If both index.html and publication.json are present in the Package, then the Primary Entry Page SHOULD contain a reference to the publication.json file, following the rules defined in this section.

User Agent Conformance

A user agent conforms to this specification if it meets the following criteria:

The hyperlinks specified here will have to be updated when the Publication Manifest specification has been finalized.

Examples

The application/lpf+zip Media Type

This appendix registers the media type application/lpf+zip for the Lightweight Packaging Format (LPF).

A Lightweight Packaging Format (or LPF) file is a container technology based on the [[zip]] archive format. It is used to encapsulate Web Publications. LPF and its related standards are maintained and defined by the World Wide Web Consortium (W3C).

MIME media type name:

application

MIME subtype name:

lpf+zip

Required parameters:

None.

Optional parameters:

None.

Encoding considerations:

LPF files are binary files encoded in the application/zip media type.

Security considerations:

User agents that read LPF files should rigorously check the size and validity of data retrieved.

In addition, because of the various content types that can be embedded in LPF files , application/lpf+zip may describe content that poses security implications beyond those noted here. However, only in cases where the user agent recognizes and processes the additional content, or where further processing of that content is dispatched to other user agents, would security issues potentially arise. In such cases, matters of security would fall outside the domain of this registration document.

Security considerations that apply to application/zip also apply to LPF files.

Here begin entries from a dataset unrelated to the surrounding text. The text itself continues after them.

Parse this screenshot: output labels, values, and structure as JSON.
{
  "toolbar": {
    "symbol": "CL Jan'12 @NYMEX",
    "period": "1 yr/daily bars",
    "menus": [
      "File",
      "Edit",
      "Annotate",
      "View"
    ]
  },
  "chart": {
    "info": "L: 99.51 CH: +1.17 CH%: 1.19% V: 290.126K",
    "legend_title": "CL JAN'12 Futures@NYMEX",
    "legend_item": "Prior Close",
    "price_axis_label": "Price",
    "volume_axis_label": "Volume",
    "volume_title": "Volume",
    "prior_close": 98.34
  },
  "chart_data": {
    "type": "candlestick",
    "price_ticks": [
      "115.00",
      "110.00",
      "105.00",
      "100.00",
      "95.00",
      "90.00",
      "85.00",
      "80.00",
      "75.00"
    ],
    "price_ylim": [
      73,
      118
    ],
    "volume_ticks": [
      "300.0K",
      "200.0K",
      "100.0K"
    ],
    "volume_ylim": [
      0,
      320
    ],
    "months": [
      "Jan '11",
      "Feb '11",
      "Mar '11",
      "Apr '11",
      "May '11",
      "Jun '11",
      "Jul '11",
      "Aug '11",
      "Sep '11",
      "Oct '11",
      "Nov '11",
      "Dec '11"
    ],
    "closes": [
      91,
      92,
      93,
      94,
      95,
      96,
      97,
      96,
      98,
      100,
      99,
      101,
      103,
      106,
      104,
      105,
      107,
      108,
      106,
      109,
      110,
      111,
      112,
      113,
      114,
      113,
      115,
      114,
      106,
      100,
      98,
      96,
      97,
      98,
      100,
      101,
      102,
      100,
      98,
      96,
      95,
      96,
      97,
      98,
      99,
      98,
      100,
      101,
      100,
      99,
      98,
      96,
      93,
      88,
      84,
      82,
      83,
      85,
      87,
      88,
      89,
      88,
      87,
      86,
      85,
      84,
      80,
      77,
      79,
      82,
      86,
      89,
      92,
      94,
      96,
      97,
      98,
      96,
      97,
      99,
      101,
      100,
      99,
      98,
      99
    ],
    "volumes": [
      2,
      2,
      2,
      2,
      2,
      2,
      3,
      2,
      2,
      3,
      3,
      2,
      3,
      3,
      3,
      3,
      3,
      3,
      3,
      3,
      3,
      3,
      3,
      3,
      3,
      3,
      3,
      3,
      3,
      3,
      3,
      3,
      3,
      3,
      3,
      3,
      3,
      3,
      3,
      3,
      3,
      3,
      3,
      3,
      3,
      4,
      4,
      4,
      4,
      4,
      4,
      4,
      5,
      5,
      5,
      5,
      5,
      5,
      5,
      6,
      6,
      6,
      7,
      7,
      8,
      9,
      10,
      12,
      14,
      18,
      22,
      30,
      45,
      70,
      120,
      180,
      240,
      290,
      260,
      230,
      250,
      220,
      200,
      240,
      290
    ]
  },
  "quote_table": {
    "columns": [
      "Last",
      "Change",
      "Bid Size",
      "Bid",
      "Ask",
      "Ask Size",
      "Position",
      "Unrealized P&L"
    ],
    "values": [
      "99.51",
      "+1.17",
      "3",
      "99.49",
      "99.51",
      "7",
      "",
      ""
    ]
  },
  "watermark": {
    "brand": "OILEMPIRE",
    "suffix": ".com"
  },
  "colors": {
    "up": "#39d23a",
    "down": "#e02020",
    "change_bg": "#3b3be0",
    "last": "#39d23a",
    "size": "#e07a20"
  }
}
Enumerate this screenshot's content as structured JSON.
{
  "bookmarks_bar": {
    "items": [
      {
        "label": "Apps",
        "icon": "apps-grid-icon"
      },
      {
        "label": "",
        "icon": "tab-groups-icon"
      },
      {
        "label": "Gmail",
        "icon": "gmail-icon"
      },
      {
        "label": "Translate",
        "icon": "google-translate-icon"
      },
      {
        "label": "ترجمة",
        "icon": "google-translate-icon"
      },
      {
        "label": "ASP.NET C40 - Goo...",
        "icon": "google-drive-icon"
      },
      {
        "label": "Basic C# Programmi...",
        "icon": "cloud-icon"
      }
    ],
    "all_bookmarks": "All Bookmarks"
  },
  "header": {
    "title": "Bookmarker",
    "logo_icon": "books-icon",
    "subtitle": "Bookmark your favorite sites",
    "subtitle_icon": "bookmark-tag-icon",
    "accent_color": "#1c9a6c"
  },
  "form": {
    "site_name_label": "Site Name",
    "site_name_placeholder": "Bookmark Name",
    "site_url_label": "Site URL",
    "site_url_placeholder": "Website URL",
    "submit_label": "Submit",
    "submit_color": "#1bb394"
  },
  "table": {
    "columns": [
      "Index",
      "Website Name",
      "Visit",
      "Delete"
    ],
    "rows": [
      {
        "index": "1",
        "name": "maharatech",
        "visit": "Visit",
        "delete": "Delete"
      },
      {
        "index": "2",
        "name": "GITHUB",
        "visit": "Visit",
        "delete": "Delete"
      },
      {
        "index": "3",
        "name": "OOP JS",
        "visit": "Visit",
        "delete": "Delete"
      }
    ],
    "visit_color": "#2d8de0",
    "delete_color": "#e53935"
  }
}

Interoperability considerations:

Any format based on LPF, if using content encryption, MUST choose a different MIME media type and file extension than those defined in this specification.

Published specification:

This media type registration is for the Lightweight Packaging Format (LPF), as described by the Lightweight Packaging Format (LPF) specification located at https://w3c.github.io/lpf/.

Applications that use this media type:

This media type is intended to be used by multiple interoperable applications for the distribution and consumption of ebooks, audiobooks, digital visual narratives and other types of digital publications.

Additional information:
Magic number(s):

0: PK 0x03 0x04

File extension(s):

LPF files are most often identified with the extension .lpf.

Macintosh file type code(s):

ZIP

Fragment identifiers:

None

Person & email address to contact for further information:

Ivan Herman (ivan@w3.org)

Intended usage:

COMMON

Author/change controller:

The published specification is a work product of the World Wide Web Consortium (W3C)’s Publishing Working Group. The W3C has change control over this specification.